Goods and Services Tax (GST)

Centre and states must strike bargain on GST

Note4Students

From UPSC perspective, the following things are important :

Prelims level: GST

Mains level: Paper 3- Changes needed in GST

Context

After one and a half years of dispute, and with the economy showing signs of recovery, a path forward for the GST finally seems visible. This opportunity needs to be seized to strike the Centre-State bargain.

How GST performed so far

  •  The contributors are many but the critical one has been simply a lack of revenues.
  • Initially, the GST performed well, with collections soaring to Rs 11.8 lakh crore in the first full year of implementation in 2018-19.
  • But in 2019-20, the growth rate decelerated sharply. And in 2020-21, collections actually fell.
  • As future collections became uncertain, a gap opened up between the amount that the Centre felt it could afford to promise and the minimum that the states felt they needed and were entitled to.
  • More recently, however, confidence in GST has improved.
  • Collections have revived, averaging Rs 1.1 lakh crore in the first five months of the current fiscal year, exceeding even pre-pandemic levels.

What explains the weak revenue performance of the GST?

  • Slowing economy: The GST’s past performance now seems much better than it once did.
  • We now know that after 2018-19, nominal GDP growth slowed from 10.5 per cent in 2018-19 to 7.8 per cent the next year and -3 per cent in 2020-21.
  • Effective rate cuts: The RBI has pointed out, the effective tax rate has fallen by nearly 3 percentage points because of rate cutting in 2019, in which both the Centre and states were complicit.
  • Thus the weak revenue performance of the GST now seems attributable to wider economic difficulties and policy actions, rather than problems with the tax itself.

Necessary changes: Opportunity for striking bargain for Centre and States

1) Principle of compensation must be re-cast: Create revenue buffer

  • As the GST was a new tax, so states were guaranteed against the teething troubles that would inevitably arise for the next five years.
  • Five years on, this logic is less compelling.
  • The GST as tax reform has reached maturity, well understood by producers, consumers, and tax officials.
  • At the same time, the last few years have exposed the vulnerability of the states to shocks such as Covid-19 pandemic.
  • Way forward: To prevent this situation from recurring, the authorities should create a revenue buffer that could be tapped in a time of need.
  • In sum, there is a bargain waiting to be struck: The states give up their demand for an extension of the compensation mechanism, while the Centre offers a new counter-cyclical buffer.
  • As the figure shows, in good economic times, GST revenues will be robust but it is against downturns that states need protection.
  • The shift to revenue insurance, in turn, should allow the compensation cess to be abolished. 

2) The GST structure needs to be simplified and rationalised

  • The GST structure needs to be simplified and rationalised, as recommended by the Fifteenth Finance Commission and the Revenue Neutral Rate report.
  • New rate structure: A new structure should have one low rate (between 8 and 10 per cent), one standard rate (between 16 and 18 per cent) and one rate for all demerit goods.
  • The single rate on demerit goods also requires eliminating the cesses with all their complexity.

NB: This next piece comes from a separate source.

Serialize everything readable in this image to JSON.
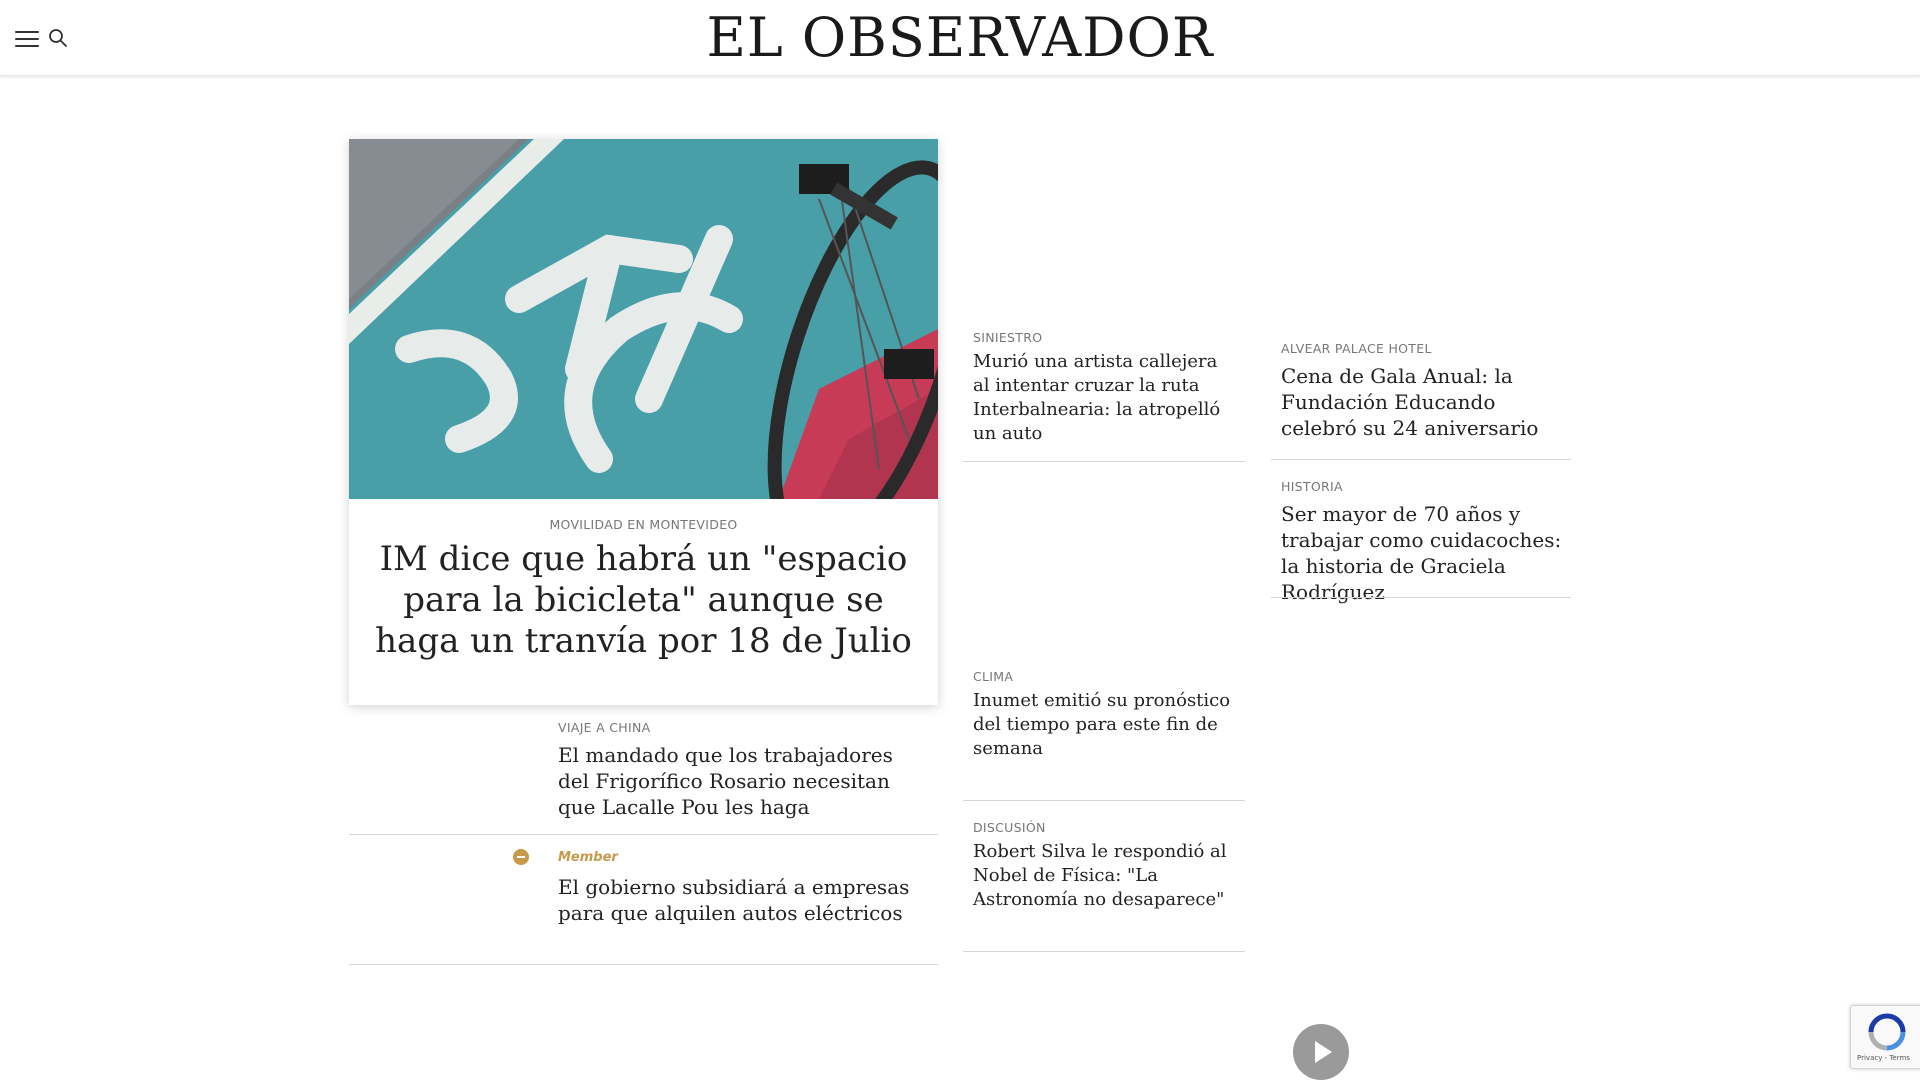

3) The GST Council’s working needs changes

  • Consensus-based decision making in GST Council can be sustained only if there is a shared sense of participatory and inclusive governance. 
  • Nearly two decades ago, when the VAT was being introduced, Yashwant Sinha established a culture of consensual discussions on indirect taxes.
  • He did this by requiring the Empowered Committee of State Finance Ministers to be headed by a finance minister from an Opposition-run state government.
  • The spirit of this idea could be translated to the GST Council.

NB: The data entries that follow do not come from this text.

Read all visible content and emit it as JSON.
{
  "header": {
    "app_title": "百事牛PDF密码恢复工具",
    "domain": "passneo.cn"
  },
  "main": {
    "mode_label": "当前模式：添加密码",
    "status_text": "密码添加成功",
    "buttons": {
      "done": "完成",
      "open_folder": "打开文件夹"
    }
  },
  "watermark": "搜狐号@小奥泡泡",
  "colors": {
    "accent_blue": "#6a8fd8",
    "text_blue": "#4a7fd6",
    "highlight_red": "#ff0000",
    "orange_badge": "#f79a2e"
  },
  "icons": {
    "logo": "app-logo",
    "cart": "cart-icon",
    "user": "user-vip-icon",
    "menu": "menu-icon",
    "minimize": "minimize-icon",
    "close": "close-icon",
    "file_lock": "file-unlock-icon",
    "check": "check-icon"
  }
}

Consider the question “Inherent importance of GST and its significance for the cooperative federalism underline the necessity for the Centre and the States to strike the win-win bargain. In light of this, examine the issues with the GST and suggest the way forward to deal with these issuef.”

Conclusion

Cooperative federalism is not a gesture or one-off outcome. It is, above all, a disposition, resulting from quotidian democratic practice. By rehabilitating cooperative federalism’s finest achievement — the GST — the Centre and states can help restore India’s broader economic prospects.